Long Term Disability Benefits


Many long term disability insurance (LTD) policies require you to file an application for SSDI to keep your LTD benefits. If you refuse to file for SSDI benefits then you may lose your LTD benefits. So by going after disability insurance benefits you are protecting your finances. Long term disability lawyer Corey Pollard can help you navigate the two systems at the same time.


Increased Chance of a Workers Compensation Settlement


A severe work-related injury can affect your ability to return to work. If this describes your situation you should consider applying for Social Security Disability Insurance benefits. When the workers compensation insurance carrier finds out that you’re applying for SSDI benefits it may be more likely to offer a fair workers compensation settlement to avoid having to deal with a Medicare Set-Aside (MSA). Further, a workers comp settlement that is structured properly can reduce any offset in SSDI benefits and increase the total amount of compensation you get in your pocket.


Opportunities to Return to Light Duty Work


When you receive disability insurance benefits the SSA will provide you with opportunities to try to return to work at a reduced capacity while still paying you monthly disability insurance benefits. You don’t have to worry about losing your SSDI benefits unless you return to work for an extended period making above the substantial gainful activity (SGA) level.


A Disability Lawyer You Can Trust to Help You Get Approved for SSDI Benefits

Due to an increase in the number of applications for SSDI, the shrinking amount of funds available to pay the benefits, and the volume of applications decided, the majority of SSDI claims are denied at the initial application level. At the reconsideration stage of appeal, more than 80% of SSDI claims are denied.

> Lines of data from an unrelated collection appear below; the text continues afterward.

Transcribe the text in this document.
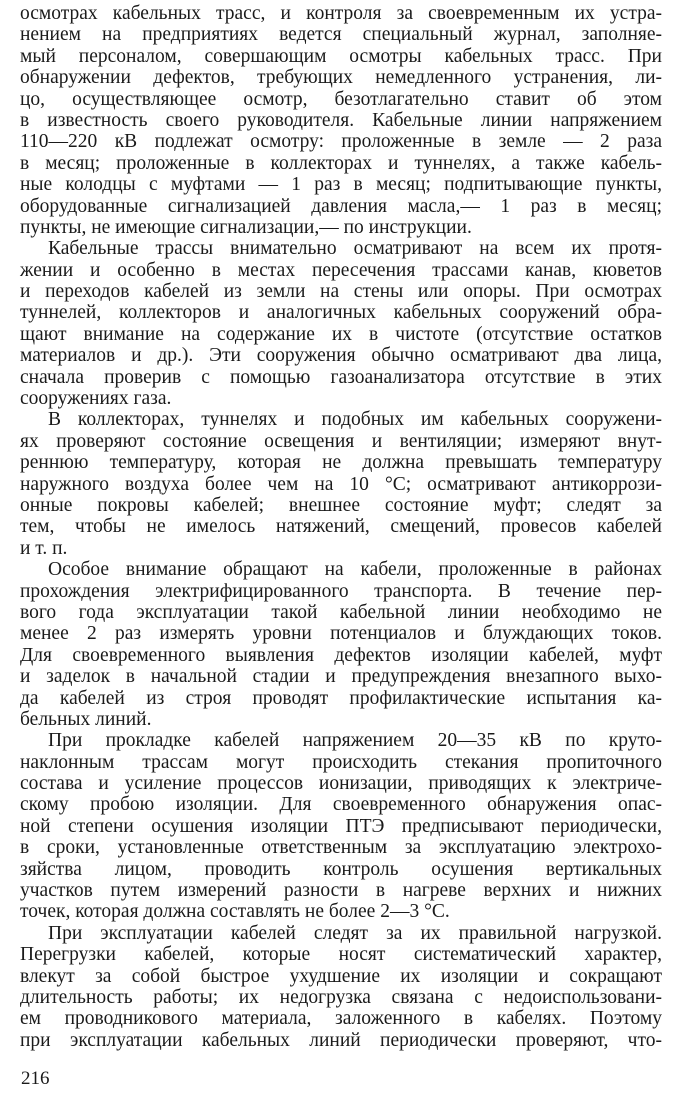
осмотрах кабельных трасс, и контроля за своевременным их устра-
нением на предприятиях ведется специальный журнал, заполняе-
мый персоналом, совершающим осмотры кабельных трасс. При
обнаружении дефектов, требующих немедленного устранения, ли-
цо, осуществляющее осмотр, безотлагательно ставит об этом
в известность своего руководителя. Кабельные линии напряжением
110—220 кВ подлежат осмотру: проложенные в земле — 2 раза
в месяц; проложенные в коллекторах и туннелях, а также кабель-
ные колодцы с муфтами — 1 раз в месяц; подпитывающие пункты,
оборудованные сигнализацией давления масла,— 1 раз в месяц;
пункты, не имеющие сигнализации,— по инструкции.
Кабельные трассы внимательно осматривают на всем их протя-
жении и особенно в местах пересечения трассами канав, кюветов
и переходов кабелей из земли на стены или опоры. При осмотрах
туннелей, коллекторов и аналогичных кабельных сооружений обра-
щают внимание на содержание их в чистоте (отсутствие остатков
материалов и др.). Эти сооружения обычно осматривают два лица,
сначала проверив с помощью газоанализатора отсутствие в этих
сооружениях газа.
В коллекторах, туннелях и подобных им кабельных сооружени-
ях проверяют состояние освещения и вентиляции; измеряют внут-
реннюю температуру, которая не должна превышать температуру
наружного воздуха более чем на 10 °С; осматривают антикоррози-
онные покровы кабелей; внешнее состояние муфт; следят за
тем, чтобы не имелось натяжений, смещений, провесов кабелей
и т. п.
Особое внимание обращают на кабели, проложенные в районах
прохождения электрифицированного транспорта. В течение пер-
вого года эксплуатации такой кабельной линии необходимо не
менее 2 раз измерять уровни потенциалов и блуждающих токов.
Для своевременного выявления дефектов изоляции кабелей, муфт
и заделок в начальной стадии и предупреждения внезапного выхо-
да кабелей из строя проводят профилактические испытания ка-
бельных линий.
При прокладке кабелей напряжением 20—35 кВ по круто-
наклонным трассам могут происходить стекания пропиточного
состава и усиление процессов ионизации, приводящих к электриче-
скому пробою изоляции. Для своевременного обнаружения опас-
ной степени осушения изоляции ПТЭ предписывают периодически,
в сроки, установленные ответственным за эксплуатацию электрохо-
зяйства лицом, проводить контроль осушения вертикальных
участков путем измерений разности в нагреве верхних и нижних
точек, которая должна составлять не более 2—3 °С.
При эксплуатации кабелей следят за их правильной нагрузкой.
Перегрузки кабелей, которые носят систематический характер,
влекут за собой быстрое ухудшение их изоляции и сокращают
длительность работы; их недогрузка связана с недоиспользовани-
ем проводникового материала, заложенного в кабелях. Поэтому
при эксплуатации кабельных линий периодически проверяют, что-
216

The standard for receiving is SSDI benefits in Virginia, North Carolina, and Maryland is strict. Given how difficult it has become to get approved, having the best Social Security attorney on your side can be very helpful.


Having representation ensures that you will know and understand your options, that your case is being presented effectively to the SSA, and that you won’t have to deal with paperwork. The SSDI application process is overwhelming. Having a disability lawyer on your side helps.